His photocollage could serve as a vital reclamation or a bitter joke. Figures in eighteenth- and nineteenth-century paintings appear in blackface, with faces out of other paintings as their disguise. Skin-tight masks may stop at a nose, like a mask for Covid-19, leaving it to you to piece together the races of the mouth and eyes. One black face appears in profile over a frontal portrait, but pruned back to the shape of a magnifying glass and with a huge circular gap for its eye. Burnley turns a black lens on white history, but well aware that black faces in old paintings meant something exotic out of Africa or the Americas. That leaves open who has the last word.
On a first viewing I could see only the formula, of black on white. It seemed to skate over past and present, with a heavy dose at once of pride and anger. Burnley, though, is happy to speak in tongues. He shakes things up with a mix of great and academic painters, whom he challenges one to pick out. He shakes things up, too, with faces from his own past. He includes a yearbook photo from grade school, with boys in formal wear and girls in pink, and a dapper self-portrait in black and white.
I should have spent more time with Courbet. Paintings covered every inch of the Palais des Beaux Arts in 1855, from floor to ceiling, but not his. "At all costs," he lamented, "a stop has to be put to my painting tendencies, which are disastrous for French art"—but he relished the unfolding disaster, which became the story of an emerging realism and Impressionism, and Burnley could only agree.
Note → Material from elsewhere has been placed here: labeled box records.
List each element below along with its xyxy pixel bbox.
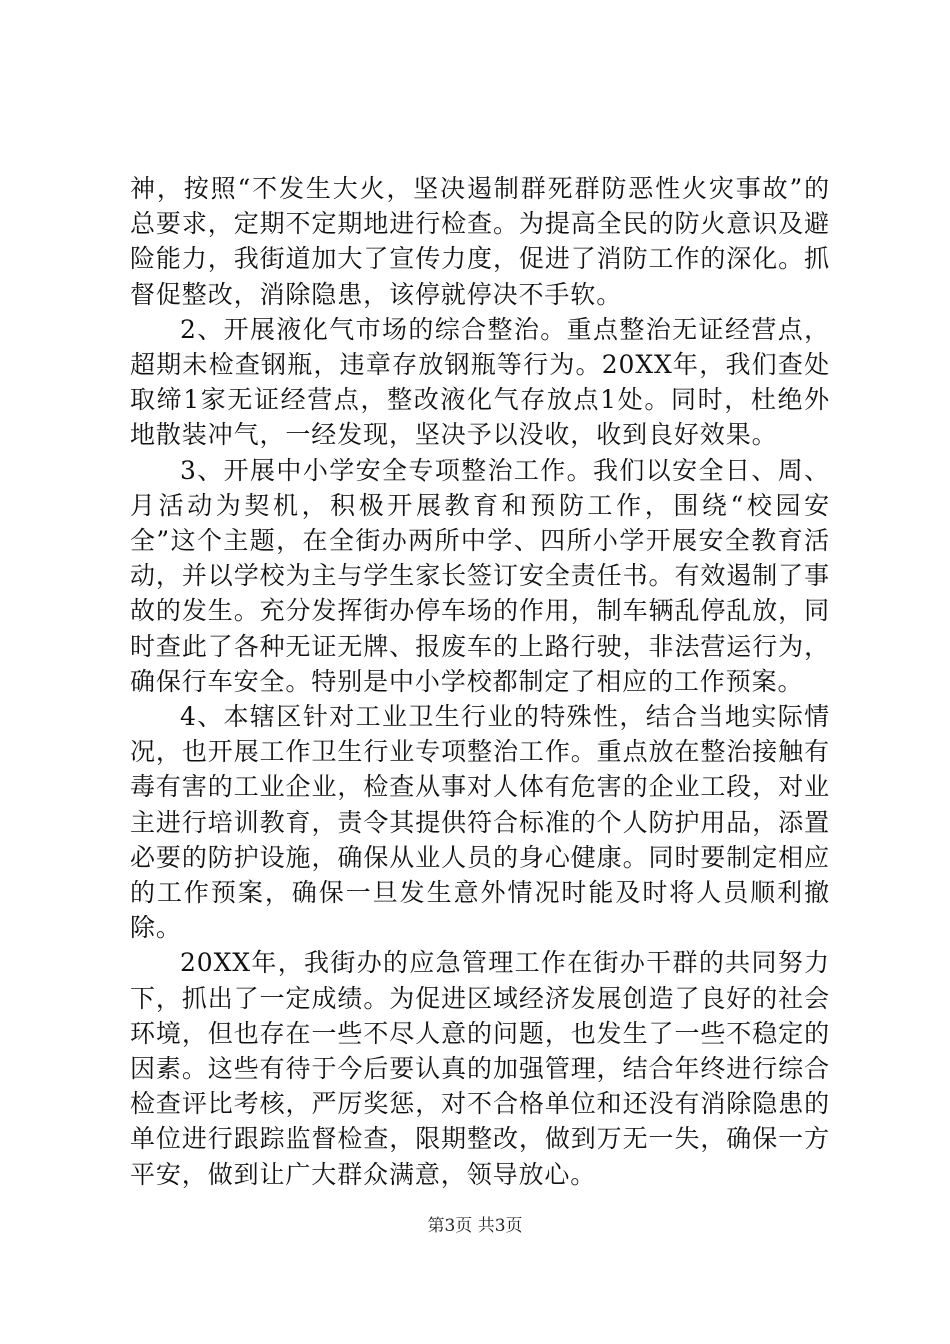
paragraph-industrial-hygiene: 4、本辖区针对工业卫生行业的特殊性，结合当地实际情况，也开展工作卫生行业专项整治工作。重点放在整治接触有毒有害的工业企业，检查从事对人体有危害的企业工段，对业主进行培训教育，责令其提供符合标准的个人防护用品，添置必要的防护设施，确保从业人员的身心健康。同时要制定相应的工作预案，确保一旦发生意外情况时能及时将人员顺利撤除。 — [130, 702, 830, 943]
paragraph-lpg-market: 2、开展液化气市场的综合整治。重点整治无证经营点，超期未检查钢瓶，违章存放钢瓶等行为。20XX年，我们查处取缔1家无证经营点，整改液化气存放点1处。同时，杜绝外地散装冲气，一经发现，坚决予以没收，收到良好效果。 — [130, 314, 830, 450]
paragraph-continuation: 神，按照“不发生大火，坚决遏制群死群防恶性火灾事故”的总要求，定期不定期地进行检查。为提高全民的防火意识及避险能力，我街道加大了宣传力度，促进了消防工作的深化。抓督促整改，消除隐患，该停就停决不手软。 — [130, 174, 830, 309]
document-body — [130, 171, 830, 1192]
page-number-footer: 第3页 共3页 — [427, 1216, 523, 1236]
paragraph-summary: 20XX年，我街办的应急管理工作在街办干群的共同努力下，抓出了一定成绩。为促进区域经济发展创造了良好的社会环境，但也存在一些不尽人意的问题，也发生了一些不稳定的因素。这些有待于今后要认真的加强管理，结合年终进行综合检查评比考核，严厉奖惩，对不合格单位和还没有消除隐患的单位进行跟踪监督检查，限期整改，做到万无一失，确保一方平安，做到让广大群众满意，领导放心。 — [130, 948, 830, 1189]
paragraph-school-safety: 3、开展中小学安全专项整治工作。我们以安全日、周、月活动为契机，积极开展教育和预防工作，围绕“校园安全”这个主题，在全街办两所中学、四所小学开展安全教育活动，并以学校为主与学生家长签订安全责任书。有效遏制了事故的发生。充分发挥街办停车场的作用，制车辆乱停乱放，同时查此了各种无证无牌、报废车的上路行驶，非法营运行为，确保行车安全。特别是中小学校都制定了相应的工作预案。 — [130, 455, 830, 696]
This was eight years before the Salon des Refusés, where Edouard Manet caused a scandal with the nude and clothed picnic of Le Déjeuner sur l'Herbe. (Another African American, Mickalene Thomas, has taken that as a model for her "Glamour Project.") Already, though, Courbet had no compunction about opening a pavilion of his own, for some fifty paintings including the artist's studio.
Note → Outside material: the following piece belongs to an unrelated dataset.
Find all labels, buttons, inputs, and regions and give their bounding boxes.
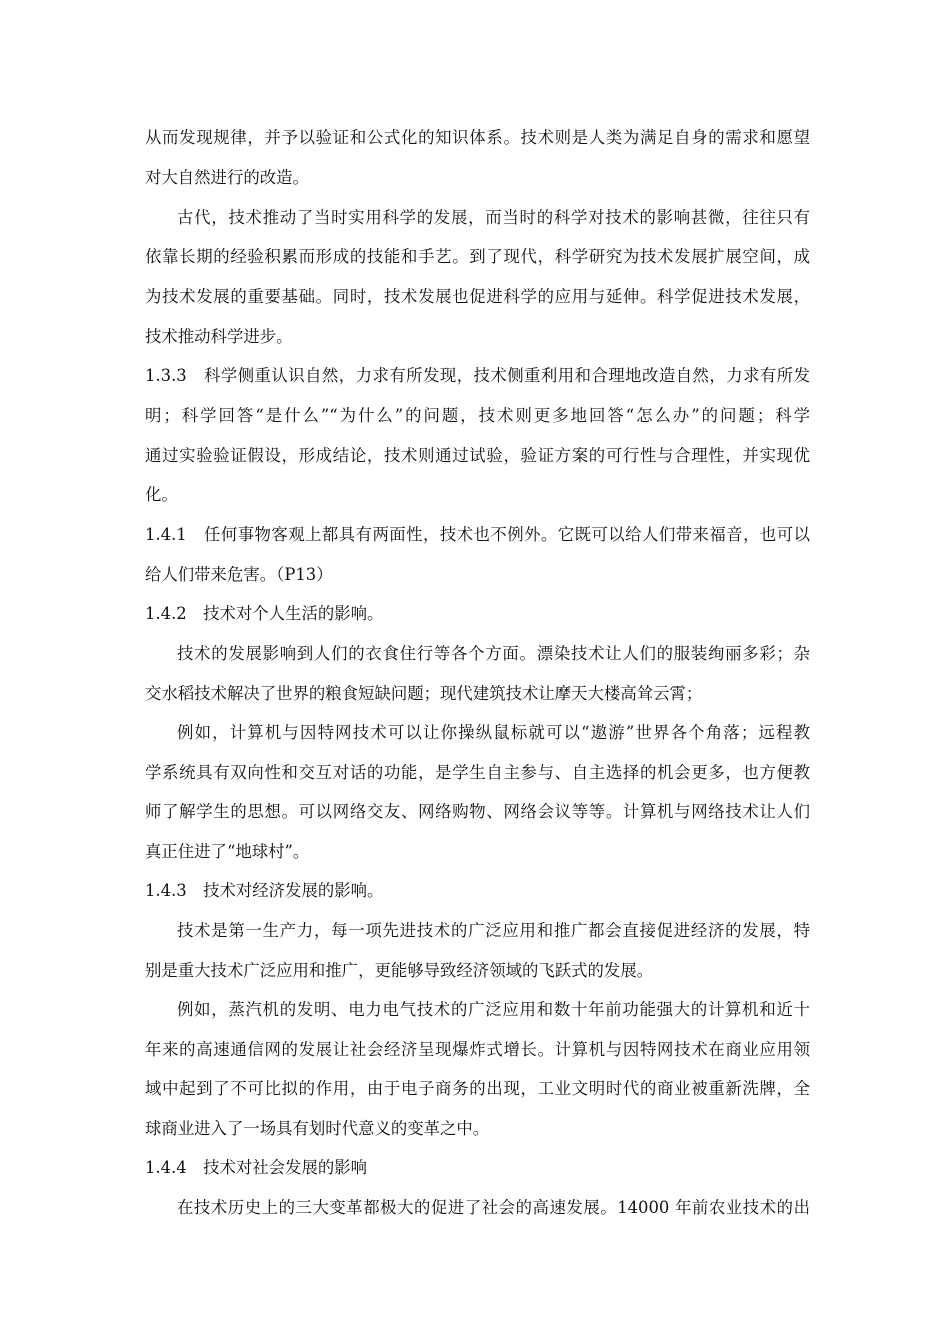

His studio is a clumsy compilation much like Burnley's, though less deliberately and more shockingly. He threw in friends, including a collector and Charles Baudelaire, the poet and prophet of modern art. When he shows himself at work on a landscape, his back to a naked woman, Courbet could be acknowledging the source of his imagination—or rather turning away from the academy's privileged subject to stick to the observed. With her thick flesh, he claims a right to art as far back as Titian, a source for Manet as well. Then, too, he is rejecting the slim elegance in J. A. D. Ingres, who had set the tone for the acceptable. Burnley, too, will not be held captive.
Ingres puts in an appearance for him as well. Women dominate, because that is the language of the captor, but they gain in sympathy from their mix of styles and mixed race. Courbet's studio appears between gatherings of African Americans, while textured details in close-up approach abstraction. Overlaid circles appear often, like highlighting in a historian's archive or police investigation. Fears remain, but it is blacks who get to smile. As in a yearbook photo or a preposterous old painting, What Is Not to Like?
"Photo Brut" ran at the American Folk Art Museum through June 6, 2021, Gary Burnley at Elizabeth Houston through April 24.